Como a convivência humana só visa ao
interesse imediato, a luta pelo dinheiro está no centro da vida. Em tal
situação a inventividade é substituída pela avassaladora força do negócio. A
injustiça atravessa ilesa diante da justiça, que precisa se abrigar nos aviões
da defesa para se locomover. A geração que deu sentido à democracia desapareceu
sem se tornar uma elite espiritual. Em todos os lugares somos obrigados a
sofrer banalidades.
A agudeza e a severidade com que se formula
uma ideia produz no ar, irresistivelmente, o desejo de se contrapor a ela.
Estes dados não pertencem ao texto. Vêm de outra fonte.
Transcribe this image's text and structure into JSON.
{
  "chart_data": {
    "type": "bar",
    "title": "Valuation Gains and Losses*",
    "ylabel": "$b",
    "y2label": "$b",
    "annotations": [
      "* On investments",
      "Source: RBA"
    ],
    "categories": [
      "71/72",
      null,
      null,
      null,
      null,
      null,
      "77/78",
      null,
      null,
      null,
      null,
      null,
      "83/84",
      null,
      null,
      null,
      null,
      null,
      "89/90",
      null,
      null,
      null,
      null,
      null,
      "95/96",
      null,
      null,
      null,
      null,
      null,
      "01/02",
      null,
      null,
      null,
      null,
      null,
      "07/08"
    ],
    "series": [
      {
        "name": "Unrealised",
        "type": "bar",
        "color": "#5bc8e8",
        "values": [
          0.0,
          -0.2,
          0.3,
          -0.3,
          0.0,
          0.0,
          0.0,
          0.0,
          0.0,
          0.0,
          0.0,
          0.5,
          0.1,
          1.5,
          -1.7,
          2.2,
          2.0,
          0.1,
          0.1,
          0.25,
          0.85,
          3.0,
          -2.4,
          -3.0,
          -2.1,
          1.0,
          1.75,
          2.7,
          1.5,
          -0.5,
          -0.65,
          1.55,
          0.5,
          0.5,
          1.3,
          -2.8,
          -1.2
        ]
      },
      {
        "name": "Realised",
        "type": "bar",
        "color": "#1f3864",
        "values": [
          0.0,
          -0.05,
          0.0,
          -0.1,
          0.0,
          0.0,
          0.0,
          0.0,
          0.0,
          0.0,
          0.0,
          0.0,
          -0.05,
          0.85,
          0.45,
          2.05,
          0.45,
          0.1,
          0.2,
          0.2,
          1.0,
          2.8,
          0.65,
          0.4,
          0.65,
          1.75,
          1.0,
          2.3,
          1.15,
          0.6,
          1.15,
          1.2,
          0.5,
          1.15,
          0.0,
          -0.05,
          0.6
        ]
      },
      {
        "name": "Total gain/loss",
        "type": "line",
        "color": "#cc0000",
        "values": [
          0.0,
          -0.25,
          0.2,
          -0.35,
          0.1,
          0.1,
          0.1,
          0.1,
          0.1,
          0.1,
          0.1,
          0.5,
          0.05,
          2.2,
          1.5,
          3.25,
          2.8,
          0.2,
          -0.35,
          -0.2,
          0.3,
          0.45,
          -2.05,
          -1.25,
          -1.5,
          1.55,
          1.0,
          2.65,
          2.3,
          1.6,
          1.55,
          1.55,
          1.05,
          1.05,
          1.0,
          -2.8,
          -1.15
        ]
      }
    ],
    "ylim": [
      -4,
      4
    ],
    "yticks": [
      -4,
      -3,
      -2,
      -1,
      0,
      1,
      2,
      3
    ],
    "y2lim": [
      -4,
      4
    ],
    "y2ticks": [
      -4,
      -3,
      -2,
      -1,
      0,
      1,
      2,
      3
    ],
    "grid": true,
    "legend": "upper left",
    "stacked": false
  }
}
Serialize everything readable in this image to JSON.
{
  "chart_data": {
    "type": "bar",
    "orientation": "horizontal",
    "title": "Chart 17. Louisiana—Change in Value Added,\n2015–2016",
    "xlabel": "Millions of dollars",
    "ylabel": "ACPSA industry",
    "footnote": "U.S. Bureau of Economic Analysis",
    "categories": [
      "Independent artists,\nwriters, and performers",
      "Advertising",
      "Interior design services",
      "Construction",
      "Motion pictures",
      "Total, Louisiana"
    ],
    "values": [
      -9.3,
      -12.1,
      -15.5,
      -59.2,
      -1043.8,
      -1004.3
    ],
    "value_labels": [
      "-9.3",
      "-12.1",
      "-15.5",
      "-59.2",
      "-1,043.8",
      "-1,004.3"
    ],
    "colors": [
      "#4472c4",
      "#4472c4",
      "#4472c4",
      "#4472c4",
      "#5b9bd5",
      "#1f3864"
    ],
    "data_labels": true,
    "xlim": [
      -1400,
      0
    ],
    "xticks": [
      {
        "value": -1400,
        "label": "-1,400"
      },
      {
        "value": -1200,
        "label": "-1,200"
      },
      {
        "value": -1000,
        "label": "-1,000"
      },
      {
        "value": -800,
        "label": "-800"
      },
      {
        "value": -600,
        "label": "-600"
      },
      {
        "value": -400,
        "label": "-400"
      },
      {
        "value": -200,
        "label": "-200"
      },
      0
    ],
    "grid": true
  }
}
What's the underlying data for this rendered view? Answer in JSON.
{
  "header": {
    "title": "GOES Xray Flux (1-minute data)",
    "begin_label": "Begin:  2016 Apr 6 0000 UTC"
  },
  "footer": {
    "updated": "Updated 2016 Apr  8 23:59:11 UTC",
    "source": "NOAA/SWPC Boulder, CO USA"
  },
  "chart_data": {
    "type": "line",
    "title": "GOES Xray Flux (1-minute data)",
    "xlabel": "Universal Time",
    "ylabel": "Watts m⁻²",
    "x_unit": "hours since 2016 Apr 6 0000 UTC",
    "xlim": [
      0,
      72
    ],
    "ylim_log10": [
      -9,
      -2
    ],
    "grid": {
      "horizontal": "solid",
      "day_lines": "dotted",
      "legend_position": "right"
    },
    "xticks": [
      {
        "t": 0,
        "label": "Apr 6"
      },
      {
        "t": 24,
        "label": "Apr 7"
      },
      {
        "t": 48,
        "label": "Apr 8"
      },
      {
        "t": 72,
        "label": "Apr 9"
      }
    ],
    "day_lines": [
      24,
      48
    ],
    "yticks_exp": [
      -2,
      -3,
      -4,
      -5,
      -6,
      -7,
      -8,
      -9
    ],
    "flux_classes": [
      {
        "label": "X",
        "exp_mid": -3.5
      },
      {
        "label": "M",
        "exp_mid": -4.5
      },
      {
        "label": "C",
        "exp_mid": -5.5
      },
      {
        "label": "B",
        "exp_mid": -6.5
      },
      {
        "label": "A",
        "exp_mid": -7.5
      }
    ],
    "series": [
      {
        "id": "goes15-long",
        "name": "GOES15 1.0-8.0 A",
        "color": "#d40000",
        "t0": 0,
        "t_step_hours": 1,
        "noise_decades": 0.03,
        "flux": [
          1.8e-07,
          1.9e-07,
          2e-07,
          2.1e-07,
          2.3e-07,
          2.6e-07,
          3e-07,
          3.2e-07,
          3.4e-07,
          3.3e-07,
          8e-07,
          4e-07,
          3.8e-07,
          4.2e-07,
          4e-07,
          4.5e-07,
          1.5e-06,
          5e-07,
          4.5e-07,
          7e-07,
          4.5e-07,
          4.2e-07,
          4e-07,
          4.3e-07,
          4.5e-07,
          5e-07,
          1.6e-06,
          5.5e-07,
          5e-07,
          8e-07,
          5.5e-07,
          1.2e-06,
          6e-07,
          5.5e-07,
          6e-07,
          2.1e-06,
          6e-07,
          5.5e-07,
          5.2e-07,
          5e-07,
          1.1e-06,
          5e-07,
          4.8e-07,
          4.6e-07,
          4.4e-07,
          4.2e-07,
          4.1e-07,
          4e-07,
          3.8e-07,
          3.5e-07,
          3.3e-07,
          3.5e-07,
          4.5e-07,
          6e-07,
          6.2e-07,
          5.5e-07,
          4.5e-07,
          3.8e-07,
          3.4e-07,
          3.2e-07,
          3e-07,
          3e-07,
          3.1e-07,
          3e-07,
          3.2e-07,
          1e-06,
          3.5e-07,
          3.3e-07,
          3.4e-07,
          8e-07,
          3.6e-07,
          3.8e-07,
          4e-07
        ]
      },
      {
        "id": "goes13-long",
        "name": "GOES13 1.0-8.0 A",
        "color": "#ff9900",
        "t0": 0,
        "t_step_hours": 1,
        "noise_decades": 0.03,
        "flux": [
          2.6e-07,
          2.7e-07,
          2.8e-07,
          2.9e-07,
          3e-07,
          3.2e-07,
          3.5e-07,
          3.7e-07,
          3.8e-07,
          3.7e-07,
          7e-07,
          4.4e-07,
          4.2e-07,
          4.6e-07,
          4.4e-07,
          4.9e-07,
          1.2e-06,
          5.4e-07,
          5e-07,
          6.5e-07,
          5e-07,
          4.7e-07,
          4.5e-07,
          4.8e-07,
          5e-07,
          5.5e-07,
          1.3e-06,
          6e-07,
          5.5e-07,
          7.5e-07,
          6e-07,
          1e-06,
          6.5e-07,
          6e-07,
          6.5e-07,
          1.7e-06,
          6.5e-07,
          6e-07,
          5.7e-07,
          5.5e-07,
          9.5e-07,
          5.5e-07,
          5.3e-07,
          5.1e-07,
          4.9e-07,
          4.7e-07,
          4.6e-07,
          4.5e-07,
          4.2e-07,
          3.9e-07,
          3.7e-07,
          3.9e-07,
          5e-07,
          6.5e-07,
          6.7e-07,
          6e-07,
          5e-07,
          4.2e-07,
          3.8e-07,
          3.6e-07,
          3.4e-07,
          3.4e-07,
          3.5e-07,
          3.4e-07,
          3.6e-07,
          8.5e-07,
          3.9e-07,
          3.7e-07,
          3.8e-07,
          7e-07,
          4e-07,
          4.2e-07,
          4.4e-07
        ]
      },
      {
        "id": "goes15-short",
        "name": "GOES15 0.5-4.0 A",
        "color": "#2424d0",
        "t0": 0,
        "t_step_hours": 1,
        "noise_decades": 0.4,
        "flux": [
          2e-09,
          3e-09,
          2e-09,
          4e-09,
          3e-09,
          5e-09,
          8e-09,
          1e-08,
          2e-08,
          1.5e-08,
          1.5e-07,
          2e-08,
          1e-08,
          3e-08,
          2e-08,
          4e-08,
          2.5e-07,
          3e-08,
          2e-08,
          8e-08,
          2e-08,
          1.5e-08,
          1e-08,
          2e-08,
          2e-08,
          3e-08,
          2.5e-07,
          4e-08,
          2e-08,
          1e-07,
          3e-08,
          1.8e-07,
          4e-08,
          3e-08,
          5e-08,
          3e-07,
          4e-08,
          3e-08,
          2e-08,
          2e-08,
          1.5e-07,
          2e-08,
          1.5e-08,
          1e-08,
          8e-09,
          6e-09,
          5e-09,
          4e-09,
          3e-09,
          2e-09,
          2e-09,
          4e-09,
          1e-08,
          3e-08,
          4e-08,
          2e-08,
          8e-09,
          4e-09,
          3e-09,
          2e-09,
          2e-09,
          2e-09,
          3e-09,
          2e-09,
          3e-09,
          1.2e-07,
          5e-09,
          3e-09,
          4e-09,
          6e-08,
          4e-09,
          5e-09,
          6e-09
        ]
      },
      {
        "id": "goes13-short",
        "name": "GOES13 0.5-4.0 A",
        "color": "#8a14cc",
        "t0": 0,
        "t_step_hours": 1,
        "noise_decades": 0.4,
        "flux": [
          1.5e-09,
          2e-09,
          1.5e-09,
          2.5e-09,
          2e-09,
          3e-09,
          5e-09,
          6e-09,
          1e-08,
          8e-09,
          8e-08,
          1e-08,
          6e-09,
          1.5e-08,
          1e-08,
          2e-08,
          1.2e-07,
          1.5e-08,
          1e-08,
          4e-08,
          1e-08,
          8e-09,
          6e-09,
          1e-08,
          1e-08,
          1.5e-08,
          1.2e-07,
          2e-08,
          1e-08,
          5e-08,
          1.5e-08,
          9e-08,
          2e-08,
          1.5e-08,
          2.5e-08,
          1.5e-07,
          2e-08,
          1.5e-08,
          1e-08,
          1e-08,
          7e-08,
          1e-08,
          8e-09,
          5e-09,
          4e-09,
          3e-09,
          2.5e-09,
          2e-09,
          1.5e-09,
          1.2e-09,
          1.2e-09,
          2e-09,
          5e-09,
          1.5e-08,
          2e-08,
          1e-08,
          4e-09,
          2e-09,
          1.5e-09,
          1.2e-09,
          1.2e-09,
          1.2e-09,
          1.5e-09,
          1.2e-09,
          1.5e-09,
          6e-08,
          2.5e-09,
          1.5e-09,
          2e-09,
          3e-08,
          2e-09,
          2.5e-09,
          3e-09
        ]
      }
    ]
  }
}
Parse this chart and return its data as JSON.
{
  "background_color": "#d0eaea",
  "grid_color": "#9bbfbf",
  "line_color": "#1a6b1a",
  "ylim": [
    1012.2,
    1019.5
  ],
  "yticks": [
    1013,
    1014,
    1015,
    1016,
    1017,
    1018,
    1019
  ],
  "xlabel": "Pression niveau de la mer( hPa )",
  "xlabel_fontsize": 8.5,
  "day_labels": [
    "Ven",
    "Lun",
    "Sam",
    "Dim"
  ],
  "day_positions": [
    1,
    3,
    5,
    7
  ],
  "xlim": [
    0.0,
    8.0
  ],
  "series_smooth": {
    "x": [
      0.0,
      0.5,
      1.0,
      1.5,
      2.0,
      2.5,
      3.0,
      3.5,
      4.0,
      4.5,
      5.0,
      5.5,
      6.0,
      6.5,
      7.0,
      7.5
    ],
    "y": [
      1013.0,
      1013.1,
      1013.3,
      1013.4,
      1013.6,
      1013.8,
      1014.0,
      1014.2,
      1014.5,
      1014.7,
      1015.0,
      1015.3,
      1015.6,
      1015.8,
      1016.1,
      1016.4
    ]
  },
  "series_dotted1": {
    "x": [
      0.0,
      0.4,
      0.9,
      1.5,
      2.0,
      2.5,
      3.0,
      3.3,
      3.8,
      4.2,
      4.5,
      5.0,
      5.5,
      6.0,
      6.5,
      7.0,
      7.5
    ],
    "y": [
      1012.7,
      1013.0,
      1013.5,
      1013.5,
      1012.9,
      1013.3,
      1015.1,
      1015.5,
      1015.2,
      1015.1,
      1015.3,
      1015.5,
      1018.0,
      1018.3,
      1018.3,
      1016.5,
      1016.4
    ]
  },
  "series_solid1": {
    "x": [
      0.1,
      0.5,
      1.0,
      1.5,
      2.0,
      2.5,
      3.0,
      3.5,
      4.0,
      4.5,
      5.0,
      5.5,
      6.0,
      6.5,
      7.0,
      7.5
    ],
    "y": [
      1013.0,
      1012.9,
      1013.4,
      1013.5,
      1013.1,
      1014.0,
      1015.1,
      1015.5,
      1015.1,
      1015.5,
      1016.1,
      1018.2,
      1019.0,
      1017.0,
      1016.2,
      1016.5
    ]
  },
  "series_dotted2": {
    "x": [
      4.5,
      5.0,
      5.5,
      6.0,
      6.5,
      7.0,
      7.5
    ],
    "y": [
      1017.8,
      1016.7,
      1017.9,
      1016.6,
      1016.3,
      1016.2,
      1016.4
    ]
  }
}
Tese
e antítese sem síntese possível é a lógica do pugilista, não afeta o horizonte
do futuro. A instrução não é mais instrução, a tecnologia é mística desprovida
de vida, volúpia, costume sem probidade, método, disciplina, escrupulosidade.
Uma época copiadora, falsificadora que se distancia cada vez mais das fontes
das épocas criadoras e das gerações e ideias que não são mais levadas em conta.
E que ninguém está nem mais disposto a invejar. A única vantagem em tudo isso é
que não é mais necessário pensar tolice. Os vícios doentios de políticos e
internautas fazem isso muito melhor por nós.